Bhimrao Ramji Ambedkar: Father of our Constitution
Born on April 14, 1891 at the Mhow military cantonment (present-day Madhya Pradesh), Ambedkar was the youngest among 14 children of Ramji Maloji Sakpal, who held the rank of Subedar in the British army and Bhimabai Sakpal.
His family, which was based in Ambavade town in the Ratnagiri district, belonged to socially-marginalised Mahar caste, which suffered from discrimination. In 1897, young Ambedkar shifted base to Bombay. In 1912, he graduated in economics and political science from Elphinstone College. He qualified for a Baroda state scholarship that gave him the chance to pursue a postgraduate course at Columbia University in New York.

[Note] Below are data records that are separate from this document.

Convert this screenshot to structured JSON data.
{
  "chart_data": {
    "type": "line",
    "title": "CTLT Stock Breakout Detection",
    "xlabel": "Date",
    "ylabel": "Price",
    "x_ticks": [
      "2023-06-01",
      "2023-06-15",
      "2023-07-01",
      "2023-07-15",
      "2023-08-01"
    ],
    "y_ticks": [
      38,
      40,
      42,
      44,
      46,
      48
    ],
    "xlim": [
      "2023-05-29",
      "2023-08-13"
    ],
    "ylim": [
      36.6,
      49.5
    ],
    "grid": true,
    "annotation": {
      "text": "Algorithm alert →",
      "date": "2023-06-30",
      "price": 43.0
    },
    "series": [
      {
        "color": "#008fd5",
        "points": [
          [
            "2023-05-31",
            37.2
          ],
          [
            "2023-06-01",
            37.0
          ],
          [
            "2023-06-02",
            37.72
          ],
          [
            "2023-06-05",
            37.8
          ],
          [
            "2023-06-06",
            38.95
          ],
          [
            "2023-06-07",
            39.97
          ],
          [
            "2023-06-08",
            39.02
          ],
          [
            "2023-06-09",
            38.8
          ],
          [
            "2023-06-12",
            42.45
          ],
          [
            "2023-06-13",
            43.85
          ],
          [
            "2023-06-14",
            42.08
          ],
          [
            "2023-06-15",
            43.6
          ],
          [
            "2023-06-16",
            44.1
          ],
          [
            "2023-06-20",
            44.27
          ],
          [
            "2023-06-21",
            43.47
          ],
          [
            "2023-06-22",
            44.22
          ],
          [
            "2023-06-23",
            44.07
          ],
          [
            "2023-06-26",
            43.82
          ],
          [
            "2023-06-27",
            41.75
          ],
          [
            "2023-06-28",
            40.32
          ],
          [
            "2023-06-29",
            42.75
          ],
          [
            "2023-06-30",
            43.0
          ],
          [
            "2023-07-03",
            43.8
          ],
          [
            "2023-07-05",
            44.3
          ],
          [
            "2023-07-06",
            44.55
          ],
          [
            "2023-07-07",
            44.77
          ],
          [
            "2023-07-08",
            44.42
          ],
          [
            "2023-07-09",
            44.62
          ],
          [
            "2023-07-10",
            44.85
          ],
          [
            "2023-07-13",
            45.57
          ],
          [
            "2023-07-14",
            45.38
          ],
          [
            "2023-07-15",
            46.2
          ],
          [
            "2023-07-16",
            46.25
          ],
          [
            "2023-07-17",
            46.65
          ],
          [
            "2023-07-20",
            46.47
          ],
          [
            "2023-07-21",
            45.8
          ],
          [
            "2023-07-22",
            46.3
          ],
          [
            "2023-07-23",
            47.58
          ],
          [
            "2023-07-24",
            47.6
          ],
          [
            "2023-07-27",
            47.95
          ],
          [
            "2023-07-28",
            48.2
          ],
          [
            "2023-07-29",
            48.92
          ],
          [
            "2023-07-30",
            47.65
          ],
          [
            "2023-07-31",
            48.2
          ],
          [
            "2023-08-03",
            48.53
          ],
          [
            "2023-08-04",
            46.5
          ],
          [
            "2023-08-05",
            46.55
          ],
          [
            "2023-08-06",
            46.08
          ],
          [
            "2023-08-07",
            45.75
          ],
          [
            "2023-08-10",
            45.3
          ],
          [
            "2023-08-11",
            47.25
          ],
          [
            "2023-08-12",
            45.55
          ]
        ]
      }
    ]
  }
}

He travelled to the United States in 1913, and completed MA as well as PhD in Economics.
Fight for justice
After returning, Ambedkar was appointed the defence secretary to the King of Baroda. He was subjected to humiliation on account of his caste. In 1920, he travelled to England again for studies.
Ambedkar established the Bahishkrit Hitakarini Sabha to work for the uplift of the backward classes. In 1932, Ambedkar was invited to attend the Second Round Table Conference in London. There, Mahatma Gandhi opposed any move to set up a separate electorate for those at the bottom of social ladder, on the plea that such a move could split the nation. When the British announced a Communal Award of a separate electorate, Gandhi went on a fast while he was imprisoned at the Yerwada Central Jail,Poona. This deadlock was broken by signing the Poona Pact.
In 1935, Babasaheb, as he was widely known, was appointed the principal of the Government Law College, Mumbai. During this time his wife, Ramabai, passed away. A year later, Ambedkar founded the Independent Labour Party, which contested the 1937 Bombay election to the Central Legislative Assembly, securing 11 reserved and 3 general seats. Ambedkar served on the Defence Advisory Committee and the Viceroy’s Executive Council as minister for Labour.
India gained independence on August 15, 1947, and the new Congress party-led government appointed Ambedkar as the Union Law Minister. He was appointed chairman of the Constitution Drafting Committee. He studied the constitutions of about 60 countries. It took him 2 years and 11 months to prepare the statute of the world’s largest democracy. The Constituent Assembly approved the draft Constitution on November 26, 1949 and the Constitution took effect on January 26, 1950.
He had been suffering from serious health issues since 1955-55. On December 6, 1956 he passed away in Delhi. He became a Buddhist after attending a convention of Buddhist scholars in Sri Lanka. In 1955, he founded the Bharatiya Buddha Mahasabha and, in 1956, completed his final work, The Buddha and His Dhamma.
Awards & recognition
In 1990, he was posthumously awarded the Bharat Ratna. His birthday is celebrated as a public holiday in India - Ambedkar Jayanti, on April 14.
1.Ambedkar’s original surname was Ambavadekar (derived from the name of his native village ‘Ambavade’ in Ratnagiri district). It was his teacher, Mahadev Ambedkar who changed his surname from Ambavadekar to his own surname in the records as he was very fond of him.
2.The Reserve Bank of India was conceptualised on the basis of the guidelines presented by Ambedkar to the Hilton Young Commission in his book, The Problem of the Rupee – Its Origin and Its Solution. The credit of inlaying the Ashoka Chakra in the country’s Tricolour also goes to him.
3.As a member of the Viceroy’s Council from 1942 to 1946, Ambedkar was instrumental in bringing about several labour reforms. He changed the working hours from 12 hours to 8 hours in the 7th session of Indian Labour Conference, which was held in New Delhi in November 1942.
4.Ambedkar was the first Indian to earn a doctorate degree in economics from a foreign varsity. He earned not one but two such doctorates in economics - one from the Columbia University in United States of America and second from the London School of Economics in United Kingdom.
5.Babasaheb Ambedkar was well-versed in nine different languages including Hindi, Pali, Sanskrit, English, French, German, Marathi, Persian as well as Gujarati. He had also conducted an in-depth comparative study of all the religions across the world for almost twenty-one years.